Q. True or False, a pea can last as long as 5,000 years.

A. George Gobel: Boy, it sure seems that way sometimes!
Q. According to Cosmopolitan, if you meet a stranger at a party and you think that he is attractive, is it okay to come out and ask him if he’s married?

A. Rose Marie: No; wait until morning.
Q. Which of your five senses tends to diminish as you get older?

A. Charley Weaver: My sense of decency.
Q. In Hawaiian, does it take more than three words to say “I Love You”?

A. Vincent Price: No, you can say it with a pineapple and a twenty.
Q. What are “Do It,” “I Can Help,” and “I Can’t Get Enough”?

A. George Gobel: I don’t know, but it’s coming from the next apartment.
Q. Charley, you’ve just decided to grow strawberries. Are you going to get any during the first year?
A. Charley Weaver: Of course not, I’m too busy growing strawberries!
Q. In bowling, what’s a perfect score?

A. Rose Marie: Ralph, the pin boy.
Q. It is considered in bad taste to discuss two subjects at nudist camps. One is politics, what is the other?

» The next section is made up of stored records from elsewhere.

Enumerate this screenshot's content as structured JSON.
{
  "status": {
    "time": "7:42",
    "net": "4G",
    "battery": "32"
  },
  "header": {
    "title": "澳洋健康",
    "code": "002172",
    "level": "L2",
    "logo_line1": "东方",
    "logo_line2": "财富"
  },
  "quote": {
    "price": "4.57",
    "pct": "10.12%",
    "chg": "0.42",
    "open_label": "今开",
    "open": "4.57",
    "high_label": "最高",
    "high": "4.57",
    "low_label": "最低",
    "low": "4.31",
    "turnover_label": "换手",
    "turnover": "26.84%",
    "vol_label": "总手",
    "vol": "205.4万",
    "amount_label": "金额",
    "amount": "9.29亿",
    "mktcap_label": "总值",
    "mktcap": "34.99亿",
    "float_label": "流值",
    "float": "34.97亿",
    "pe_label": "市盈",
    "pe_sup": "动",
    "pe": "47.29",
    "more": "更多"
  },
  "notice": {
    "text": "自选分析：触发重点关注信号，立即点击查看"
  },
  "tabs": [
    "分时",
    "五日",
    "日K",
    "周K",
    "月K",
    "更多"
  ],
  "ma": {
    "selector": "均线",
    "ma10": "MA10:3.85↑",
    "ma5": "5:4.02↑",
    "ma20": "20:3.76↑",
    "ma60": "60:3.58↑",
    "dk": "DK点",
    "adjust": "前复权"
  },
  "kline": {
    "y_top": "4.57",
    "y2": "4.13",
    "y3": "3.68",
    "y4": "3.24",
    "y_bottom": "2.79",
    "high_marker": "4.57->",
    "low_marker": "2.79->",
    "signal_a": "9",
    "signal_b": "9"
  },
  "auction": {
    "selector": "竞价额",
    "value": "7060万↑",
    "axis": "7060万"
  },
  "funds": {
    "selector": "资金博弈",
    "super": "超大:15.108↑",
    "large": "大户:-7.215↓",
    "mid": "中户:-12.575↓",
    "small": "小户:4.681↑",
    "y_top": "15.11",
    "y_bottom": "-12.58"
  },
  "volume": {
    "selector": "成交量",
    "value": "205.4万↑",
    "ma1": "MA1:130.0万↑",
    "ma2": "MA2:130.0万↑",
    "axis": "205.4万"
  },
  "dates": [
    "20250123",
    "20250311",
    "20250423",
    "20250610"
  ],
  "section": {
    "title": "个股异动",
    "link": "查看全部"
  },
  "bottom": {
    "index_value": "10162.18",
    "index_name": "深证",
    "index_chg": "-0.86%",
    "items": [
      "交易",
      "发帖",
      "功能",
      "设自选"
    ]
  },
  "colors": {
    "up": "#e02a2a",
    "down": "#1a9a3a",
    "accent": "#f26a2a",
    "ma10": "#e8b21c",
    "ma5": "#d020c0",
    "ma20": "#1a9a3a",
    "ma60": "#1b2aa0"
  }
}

A. Paul Lynde: Tape measures.
Q. During a tornado, are you safer in the bedroom or in the closet?

A. Rose Marie: Unfortunately Peter, I’m always safe in the bedroom.
Q. Can boys join the Campfire Girls?

A. Marty Allen: Only after lights out.
Q. If you were pregnant for two years, what would you give birth to?

A. Paul Lynde: Whatever it is, it would never be afraid of the dark.
Q. According to Ann Landers, is there anything wrong with getting into the habit of kissing a lot of people?

A. Charley Weaver: It got me out of the Army.
Q. It is the most abused and neglected part of your body, what is it?

A. Paul Lynde: Mine may be abused, but it certainly isn’t neglected.
Q. Back in the old days, when Great Grandpa put horseradish on his head, what was he trying to do?

A. George Gobel: Get it in his mouth.
Q. Who stays pregnant for a longer period of time, your wife or your elephant?

A. Paul Lynde: Who told you about my elephant?
Q. When a couple has a baby, who is responsible for its sex?

A. Charley Weaver: I’ll lend him the car, the rest is up to him.
Q. Jackie Gleason reported that he firmly believes in them and has already seen them on at least 2 occasions.

A. Charley Weaver: His feet.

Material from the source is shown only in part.